A leading German trade organization has presented an action program in Berlin aimed at easing refugees' access to vocational training and the jobs market. But it warned the scheme may take years to yield results.
The Association of German Chambers of Commerce and Industry (DIHK) on Tuesday announced a program to help refugees find jobs in the country.
"It's our intention to help refugees get traineeships and vocational training," DIHK President Eric Schweitzer told reporters in Berlin, warning though that the full integration of refugees into the domestic jobs market could take up to 10 years.

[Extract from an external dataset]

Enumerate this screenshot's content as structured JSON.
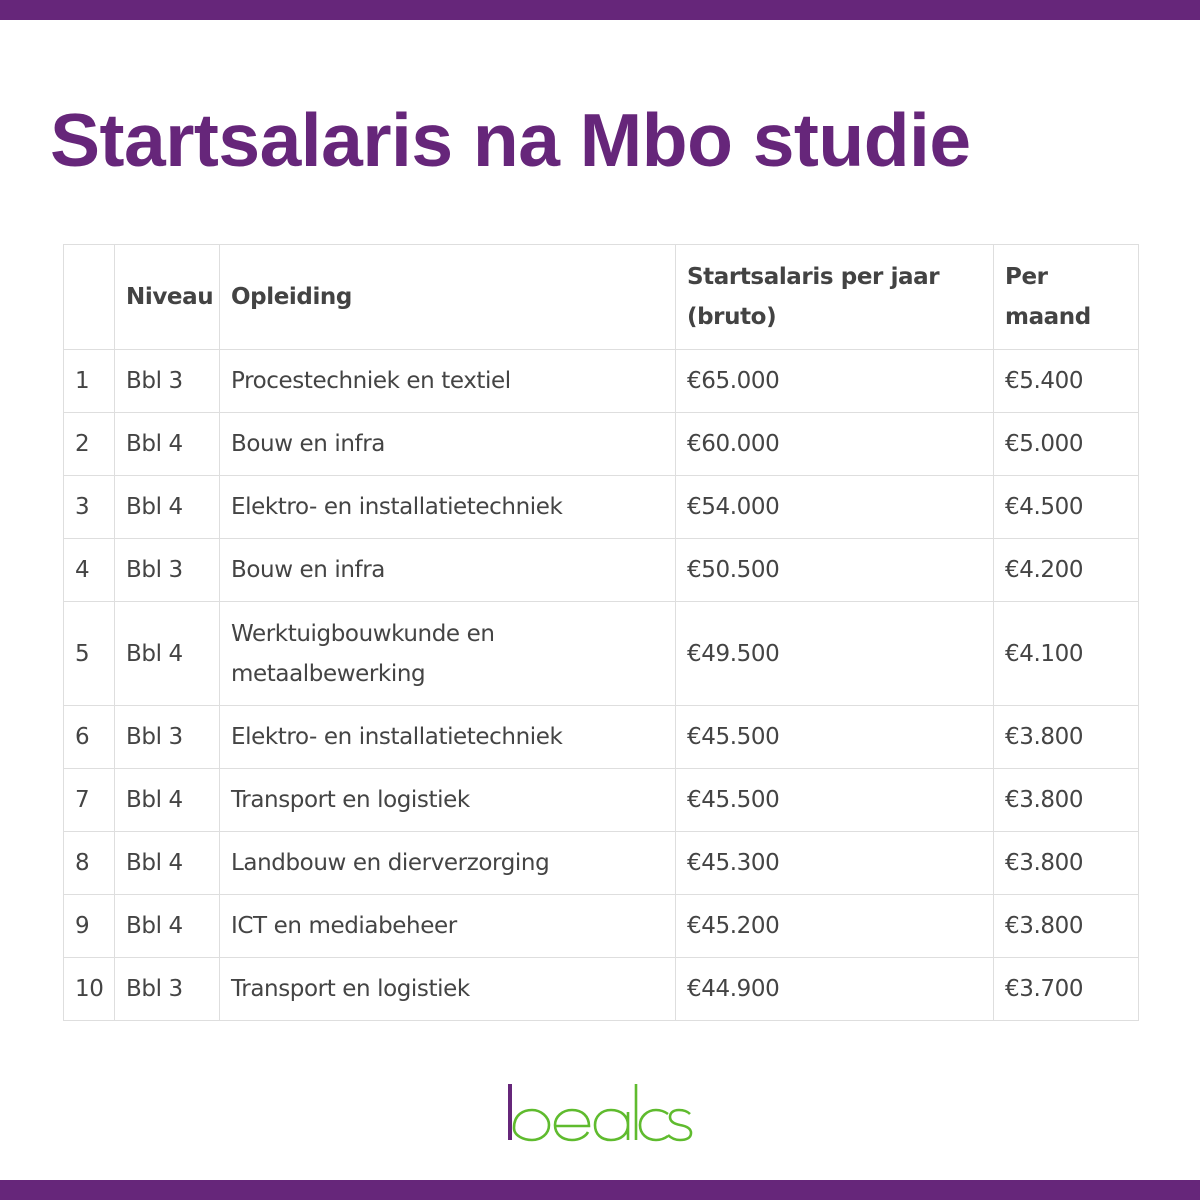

The umbrella organization said it was willing to spend some 20 million euros ($21.7 million) on the scheme, with at least 170 regional supervisors to serve as contacts for local firms willing to help refugees.
Drop in the ocean?
Part of the resources to be allocated is to go into career guidance and job placement initiatives for the rapidly growing number of refugees in Germany.
Schweitzer said he was not yet in a position to say just how many new arrivals would profit from the program. Economic pundits have argued that out of a million refugees expected in Germany throughout 2015, some 200,000 will eventually land proper jobs.
DIHK officials called on lawmakers to do away with some of the bureaucratic hurdles still facing refugees. Among other things, they suggested a specific rule favoring jobseekers from the EU should be done away with completely in light of the new realities on the ground.